Real ones back them up in a single .txt file

rsynnott 1 day ago||||
I mean I’d assume they went for a 64bit integer. In a few million years, people who are into weird porn about whatever the temporally local equivalent of Harry Styles is (probably some sort of robot) will once again be mildly inconvenienced.
kijin 1 day ago|||
In 13 years, the Unix timestamp will probably be a much bigger problem.
notorandit 1 day ago|
> typical database column

Typical for 70s and 80s.

Honestly, designing a 21st century database is a different thing if compared to back then.

You can use 128 bit integers, provided that you really want to use integers. And maybe you put a timestamp along.

rsynnott 1 day ago||
The website appears to date from 2008. This was a _very_ common latent bug at that point, particularly because Rails would basically force you to implement it. I assume this got fixed at some point, but for a long time all ActiveRecord models had an autoincrementing ID, which had to be a signed 32 bit int. There were scary monkey-patching workarounds if you wanted something more sensible.

EDIT: And, yes, it is apparently Rails! https://fanlore.org/wiki/Archive_of_Our_Own#Timeline

throwawaysoxjje 1 day ago|||
Nah I made the same mistake back in 2009 for a system that was storing behavior events during malware analysis.

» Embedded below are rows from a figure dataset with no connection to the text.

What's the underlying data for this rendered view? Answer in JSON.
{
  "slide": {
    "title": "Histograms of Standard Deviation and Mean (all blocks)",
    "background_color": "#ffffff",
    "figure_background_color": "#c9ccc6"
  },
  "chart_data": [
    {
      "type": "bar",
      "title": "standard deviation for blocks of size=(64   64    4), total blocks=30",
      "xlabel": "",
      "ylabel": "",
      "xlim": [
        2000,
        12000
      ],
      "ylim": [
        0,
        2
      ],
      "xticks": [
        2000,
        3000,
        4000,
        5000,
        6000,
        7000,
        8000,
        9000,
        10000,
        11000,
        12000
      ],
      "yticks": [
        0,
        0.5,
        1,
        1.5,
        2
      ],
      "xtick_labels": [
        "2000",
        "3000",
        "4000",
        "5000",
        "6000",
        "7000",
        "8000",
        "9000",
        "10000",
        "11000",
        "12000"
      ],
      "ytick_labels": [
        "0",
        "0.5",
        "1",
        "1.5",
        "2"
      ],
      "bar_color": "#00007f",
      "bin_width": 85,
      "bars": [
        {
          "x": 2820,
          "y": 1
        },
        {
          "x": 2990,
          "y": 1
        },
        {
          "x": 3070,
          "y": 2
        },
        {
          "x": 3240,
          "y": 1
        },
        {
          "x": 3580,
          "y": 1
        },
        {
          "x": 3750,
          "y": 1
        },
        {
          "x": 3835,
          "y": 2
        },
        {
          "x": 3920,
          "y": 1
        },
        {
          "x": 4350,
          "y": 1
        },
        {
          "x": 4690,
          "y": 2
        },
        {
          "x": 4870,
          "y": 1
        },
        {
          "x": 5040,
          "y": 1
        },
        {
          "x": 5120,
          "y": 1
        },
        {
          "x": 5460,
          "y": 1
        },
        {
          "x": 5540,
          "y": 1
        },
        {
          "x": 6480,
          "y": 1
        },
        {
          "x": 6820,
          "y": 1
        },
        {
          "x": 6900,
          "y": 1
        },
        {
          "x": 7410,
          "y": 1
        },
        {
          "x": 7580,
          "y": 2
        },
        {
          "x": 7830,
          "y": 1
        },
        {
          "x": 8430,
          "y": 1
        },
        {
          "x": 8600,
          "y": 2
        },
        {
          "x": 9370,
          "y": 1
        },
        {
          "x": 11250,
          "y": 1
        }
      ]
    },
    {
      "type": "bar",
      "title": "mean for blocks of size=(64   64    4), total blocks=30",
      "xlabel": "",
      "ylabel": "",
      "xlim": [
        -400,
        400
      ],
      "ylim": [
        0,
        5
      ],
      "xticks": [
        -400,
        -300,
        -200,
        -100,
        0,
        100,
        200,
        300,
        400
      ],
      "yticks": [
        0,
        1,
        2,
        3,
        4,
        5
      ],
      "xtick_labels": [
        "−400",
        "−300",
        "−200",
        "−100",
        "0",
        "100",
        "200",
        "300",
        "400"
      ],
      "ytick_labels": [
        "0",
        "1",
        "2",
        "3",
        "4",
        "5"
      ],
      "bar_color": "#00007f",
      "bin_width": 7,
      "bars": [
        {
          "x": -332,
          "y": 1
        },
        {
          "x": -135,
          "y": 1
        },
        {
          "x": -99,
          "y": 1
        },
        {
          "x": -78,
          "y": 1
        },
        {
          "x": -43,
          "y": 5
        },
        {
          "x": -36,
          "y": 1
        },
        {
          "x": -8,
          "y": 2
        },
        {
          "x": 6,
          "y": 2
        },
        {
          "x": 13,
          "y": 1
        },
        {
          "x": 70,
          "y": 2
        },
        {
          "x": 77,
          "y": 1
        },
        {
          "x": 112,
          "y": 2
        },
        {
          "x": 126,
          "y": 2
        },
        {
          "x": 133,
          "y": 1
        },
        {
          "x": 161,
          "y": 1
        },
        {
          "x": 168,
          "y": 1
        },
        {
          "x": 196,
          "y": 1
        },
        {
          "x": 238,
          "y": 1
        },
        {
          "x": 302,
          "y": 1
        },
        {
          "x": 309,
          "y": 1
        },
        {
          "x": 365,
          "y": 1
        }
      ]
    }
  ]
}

You don’t often expect to have two billion of something until you do.

9dev 1 day ago||
It's not like those two billion things just materialise in your database, right? Someone must have watched that graph climb, and climb, and climb, approaching the limit.
detaro 1 day ago||
If they have that graph and remember the limit they choose 15 years ago... It's not something you think about constantly running a mostly stable code-wise site.
shakna 1 day ago|||
Salesforce is a rather popular platform.

Its defaults are also either a 18-character ID, or a 32bit integer. So, unless you take the effort to actually fight Apex, you're gonna hit this problem sooner or later.

quickthrowman 1 day ago||
Doesn’t an 18-character alphanumeric ID give you 18^36 combinations? 1.54 x 10^45 seems like enough combinations.
shakna 23 hours ago||
That's the point of the "or". You probably don't know which you're getting. It's what makes that particular design decision bite you more often.
Sharlin 1 day ago|||
One of the first things I internalized about databases was "just always use BIGSERIAL for primary keys". There are very few good reasons not to.
looperhacks 1 day ago|||
Maybe don't: https://wiki.postgresql.org/wiki/Don't_Do_This#Don.27t_use_s...
jarofgreen 1 day ago|||
or use UUID/GUIDS, many databases (eg PostgreSQL) and frameworks (eg Django) support them.
dwedge 1 day ago||
Using uuids can cause lots of problems with indexing, fragmentation, row size and index size
j16sdiz 1 day ago||
let's use 128bit integer and handle them like floats in php!

and maybe put a 32bit timestamp along and pretend it can somehow store more than a 32bit integer can.